In recent years, OTC trades have become increasingly complex, driving the need for sophisticated technology systems to handle key tasks such as pre-trade analytics and post-trade account handling. However, fund managers have relied for years on manual processes and faxes to process trades, says Mayiz Habbal, managing director of securities with financial consultancy Celent: "The result is that a third of trade confirmations contain some kind of error, meaning work has to be redone."
Celent reports that global spending on post-trade technology will increase from US$180m this year to US$232m by 2011. Even faster growth is being observed in pre-trade analytics and front-office applications by analyst TowerGroup, which predicts spending will increase by 10% annually over the next five years, to US$1.3bn.
What does this mean for jobseekers? "It means there's demand for skilled IT professionals with good front-office trading system skills," says Anderson. In particular, traders need IT workers with experience of working with portfolio management, risk analysis and trade execution systems. In future, as funds look to create more efficient trading platforms, there will be greater demand for IT professionals with good integration and Service Oriented Architecture (SOA) skills.

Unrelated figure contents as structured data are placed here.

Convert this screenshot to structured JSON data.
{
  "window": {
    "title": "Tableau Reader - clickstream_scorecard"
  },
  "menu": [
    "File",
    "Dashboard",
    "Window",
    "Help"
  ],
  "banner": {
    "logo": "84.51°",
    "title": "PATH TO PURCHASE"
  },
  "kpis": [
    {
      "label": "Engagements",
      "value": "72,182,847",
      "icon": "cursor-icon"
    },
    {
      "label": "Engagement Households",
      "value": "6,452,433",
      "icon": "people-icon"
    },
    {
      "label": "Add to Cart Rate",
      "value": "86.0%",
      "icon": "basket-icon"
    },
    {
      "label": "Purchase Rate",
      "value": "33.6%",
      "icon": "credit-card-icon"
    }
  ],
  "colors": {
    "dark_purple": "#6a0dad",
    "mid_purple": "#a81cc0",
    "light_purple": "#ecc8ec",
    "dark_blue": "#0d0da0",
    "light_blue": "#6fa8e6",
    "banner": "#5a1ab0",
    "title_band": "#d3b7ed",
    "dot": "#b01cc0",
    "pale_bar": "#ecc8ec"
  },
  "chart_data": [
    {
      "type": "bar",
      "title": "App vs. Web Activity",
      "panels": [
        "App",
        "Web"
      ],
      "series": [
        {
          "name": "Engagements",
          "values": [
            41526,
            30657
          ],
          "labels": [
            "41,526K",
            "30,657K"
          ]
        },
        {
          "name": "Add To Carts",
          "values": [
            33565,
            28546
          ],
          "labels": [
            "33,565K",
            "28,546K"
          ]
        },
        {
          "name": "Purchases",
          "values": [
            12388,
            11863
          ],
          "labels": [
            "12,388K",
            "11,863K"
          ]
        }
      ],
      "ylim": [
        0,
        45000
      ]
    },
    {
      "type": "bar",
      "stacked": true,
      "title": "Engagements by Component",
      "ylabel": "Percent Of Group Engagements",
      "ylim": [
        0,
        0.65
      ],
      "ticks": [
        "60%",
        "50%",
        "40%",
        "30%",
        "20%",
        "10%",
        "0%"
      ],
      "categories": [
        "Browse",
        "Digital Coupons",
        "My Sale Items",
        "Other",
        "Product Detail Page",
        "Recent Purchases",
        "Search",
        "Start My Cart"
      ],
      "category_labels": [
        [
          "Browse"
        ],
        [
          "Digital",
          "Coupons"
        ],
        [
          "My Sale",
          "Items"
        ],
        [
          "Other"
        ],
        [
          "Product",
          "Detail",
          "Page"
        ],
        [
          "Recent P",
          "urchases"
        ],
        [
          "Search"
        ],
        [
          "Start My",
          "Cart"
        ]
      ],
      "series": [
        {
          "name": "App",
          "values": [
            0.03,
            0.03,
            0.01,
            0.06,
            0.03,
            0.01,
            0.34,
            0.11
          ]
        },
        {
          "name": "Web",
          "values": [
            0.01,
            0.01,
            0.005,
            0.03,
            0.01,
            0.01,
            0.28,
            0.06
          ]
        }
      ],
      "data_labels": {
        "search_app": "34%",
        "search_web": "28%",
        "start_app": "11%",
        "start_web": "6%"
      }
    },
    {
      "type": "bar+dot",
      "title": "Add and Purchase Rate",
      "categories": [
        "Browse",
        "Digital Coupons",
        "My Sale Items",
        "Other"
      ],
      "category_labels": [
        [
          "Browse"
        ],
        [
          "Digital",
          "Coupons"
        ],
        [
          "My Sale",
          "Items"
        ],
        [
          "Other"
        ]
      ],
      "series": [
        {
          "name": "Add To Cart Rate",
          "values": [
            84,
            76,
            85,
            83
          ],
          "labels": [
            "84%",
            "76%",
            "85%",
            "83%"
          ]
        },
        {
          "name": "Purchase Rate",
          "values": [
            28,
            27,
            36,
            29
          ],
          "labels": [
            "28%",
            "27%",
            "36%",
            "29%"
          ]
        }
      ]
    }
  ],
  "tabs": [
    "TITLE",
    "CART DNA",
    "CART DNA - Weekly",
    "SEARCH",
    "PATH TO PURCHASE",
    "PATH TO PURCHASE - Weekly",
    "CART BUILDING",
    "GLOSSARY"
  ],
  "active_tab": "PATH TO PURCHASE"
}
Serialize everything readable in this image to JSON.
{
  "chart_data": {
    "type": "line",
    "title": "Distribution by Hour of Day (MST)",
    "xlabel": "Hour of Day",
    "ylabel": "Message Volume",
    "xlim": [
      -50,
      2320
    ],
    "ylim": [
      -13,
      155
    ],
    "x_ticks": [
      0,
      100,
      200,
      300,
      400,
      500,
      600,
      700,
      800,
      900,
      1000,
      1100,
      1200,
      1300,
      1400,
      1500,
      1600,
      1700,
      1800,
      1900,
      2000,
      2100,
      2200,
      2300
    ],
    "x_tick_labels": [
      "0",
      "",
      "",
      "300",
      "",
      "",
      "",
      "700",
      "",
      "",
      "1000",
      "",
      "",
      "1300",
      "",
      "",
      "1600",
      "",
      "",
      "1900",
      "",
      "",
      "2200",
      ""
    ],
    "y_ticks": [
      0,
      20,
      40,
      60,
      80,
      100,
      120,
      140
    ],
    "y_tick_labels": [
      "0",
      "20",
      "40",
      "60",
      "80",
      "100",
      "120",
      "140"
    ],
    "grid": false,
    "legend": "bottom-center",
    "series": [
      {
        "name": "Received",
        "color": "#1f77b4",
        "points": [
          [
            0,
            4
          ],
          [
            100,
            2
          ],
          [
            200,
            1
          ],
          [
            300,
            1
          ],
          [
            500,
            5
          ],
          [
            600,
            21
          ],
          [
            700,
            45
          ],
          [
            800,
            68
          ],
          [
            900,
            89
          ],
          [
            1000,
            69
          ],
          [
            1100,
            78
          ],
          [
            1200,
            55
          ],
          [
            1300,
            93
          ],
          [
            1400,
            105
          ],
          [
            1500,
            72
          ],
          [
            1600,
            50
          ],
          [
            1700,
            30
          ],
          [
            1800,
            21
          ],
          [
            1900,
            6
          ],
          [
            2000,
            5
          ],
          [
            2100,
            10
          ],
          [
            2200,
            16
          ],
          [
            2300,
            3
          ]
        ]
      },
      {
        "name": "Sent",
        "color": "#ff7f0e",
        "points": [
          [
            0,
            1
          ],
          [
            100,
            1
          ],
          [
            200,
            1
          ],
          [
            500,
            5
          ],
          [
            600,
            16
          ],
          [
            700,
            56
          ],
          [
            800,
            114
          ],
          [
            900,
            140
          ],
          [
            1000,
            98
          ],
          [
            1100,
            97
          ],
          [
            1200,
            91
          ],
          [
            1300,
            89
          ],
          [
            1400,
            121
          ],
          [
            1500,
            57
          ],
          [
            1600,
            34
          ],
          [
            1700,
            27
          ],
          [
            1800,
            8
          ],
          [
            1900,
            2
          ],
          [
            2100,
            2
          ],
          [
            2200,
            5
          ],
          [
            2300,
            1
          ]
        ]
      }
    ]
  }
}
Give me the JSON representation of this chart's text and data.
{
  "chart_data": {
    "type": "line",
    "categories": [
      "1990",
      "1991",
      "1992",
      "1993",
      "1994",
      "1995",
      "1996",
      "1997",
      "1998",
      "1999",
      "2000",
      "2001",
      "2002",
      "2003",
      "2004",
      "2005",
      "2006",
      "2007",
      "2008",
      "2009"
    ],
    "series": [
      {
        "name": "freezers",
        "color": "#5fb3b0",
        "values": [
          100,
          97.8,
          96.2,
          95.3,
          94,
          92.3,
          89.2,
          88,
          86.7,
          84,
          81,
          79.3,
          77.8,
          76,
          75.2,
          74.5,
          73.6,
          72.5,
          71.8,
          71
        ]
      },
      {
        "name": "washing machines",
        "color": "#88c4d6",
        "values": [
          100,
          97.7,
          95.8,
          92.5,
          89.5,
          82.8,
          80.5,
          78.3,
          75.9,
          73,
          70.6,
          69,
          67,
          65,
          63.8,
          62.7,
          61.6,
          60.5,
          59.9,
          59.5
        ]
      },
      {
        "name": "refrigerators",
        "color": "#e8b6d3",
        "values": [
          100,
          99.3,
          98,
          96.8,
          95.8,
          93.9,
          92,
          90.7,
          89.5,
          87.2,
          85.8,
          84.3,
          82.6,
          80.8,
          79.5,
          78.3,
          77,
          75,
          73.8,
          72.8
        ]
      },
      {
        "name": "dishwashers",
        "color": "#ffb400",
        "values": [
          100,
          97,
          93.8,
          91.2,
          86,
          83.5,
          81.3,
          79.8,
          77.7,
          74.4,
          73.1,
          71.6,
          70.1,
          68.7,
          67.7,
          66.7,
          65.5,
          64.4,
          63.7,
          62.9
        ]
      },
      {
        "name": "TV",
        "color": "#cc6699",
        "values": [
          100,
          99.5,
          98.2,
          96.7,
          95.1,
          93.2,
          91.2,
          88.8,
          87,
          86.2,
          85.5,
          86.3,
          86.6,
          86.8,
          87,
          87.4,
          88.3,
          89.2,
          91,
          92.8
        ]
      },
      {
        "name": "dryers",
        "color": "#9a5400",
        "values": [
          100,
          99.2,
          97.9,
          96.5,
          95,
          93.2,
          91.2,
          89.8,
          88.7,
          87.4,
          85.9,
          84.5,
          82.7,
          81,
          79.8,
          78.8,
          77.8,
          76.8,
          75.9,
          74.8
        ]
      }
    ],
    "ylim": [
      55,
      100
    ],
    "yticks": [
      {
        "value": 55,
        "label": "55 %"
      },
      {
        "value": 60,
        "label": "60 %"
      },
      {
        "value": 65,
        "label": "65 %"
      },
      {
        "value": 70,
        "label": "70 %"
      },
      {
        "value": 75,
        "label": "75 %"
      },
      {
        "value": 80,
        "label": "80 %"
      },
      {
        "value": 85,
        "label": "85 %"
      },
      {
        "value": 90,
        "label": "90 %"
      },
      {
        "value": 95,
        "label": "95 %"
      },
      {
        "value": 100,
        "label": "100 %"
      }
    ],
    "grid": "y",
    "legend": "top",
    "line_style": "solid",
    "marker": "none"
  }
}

For successful candidates, OTC derivatives can be a lucrative career move, says Anderson. "People working in this market can expect to earn a 20% premium, as it's such a high-growth sector," he says. "But it's not an industry that does training, so not suitable for new recruits."
UK







I am about to enter my first IT role in the finance industry (I have been a developer for about 6 years) and may be offered a Jave role in Derivatives with a top tier bank and an interface developer with a 'leading' financial software house. Since building experience is key, would it be wiser to start with the software house and then approach the banks for a better salary, or start with the 5*bank as it will provide more credibility and earning power??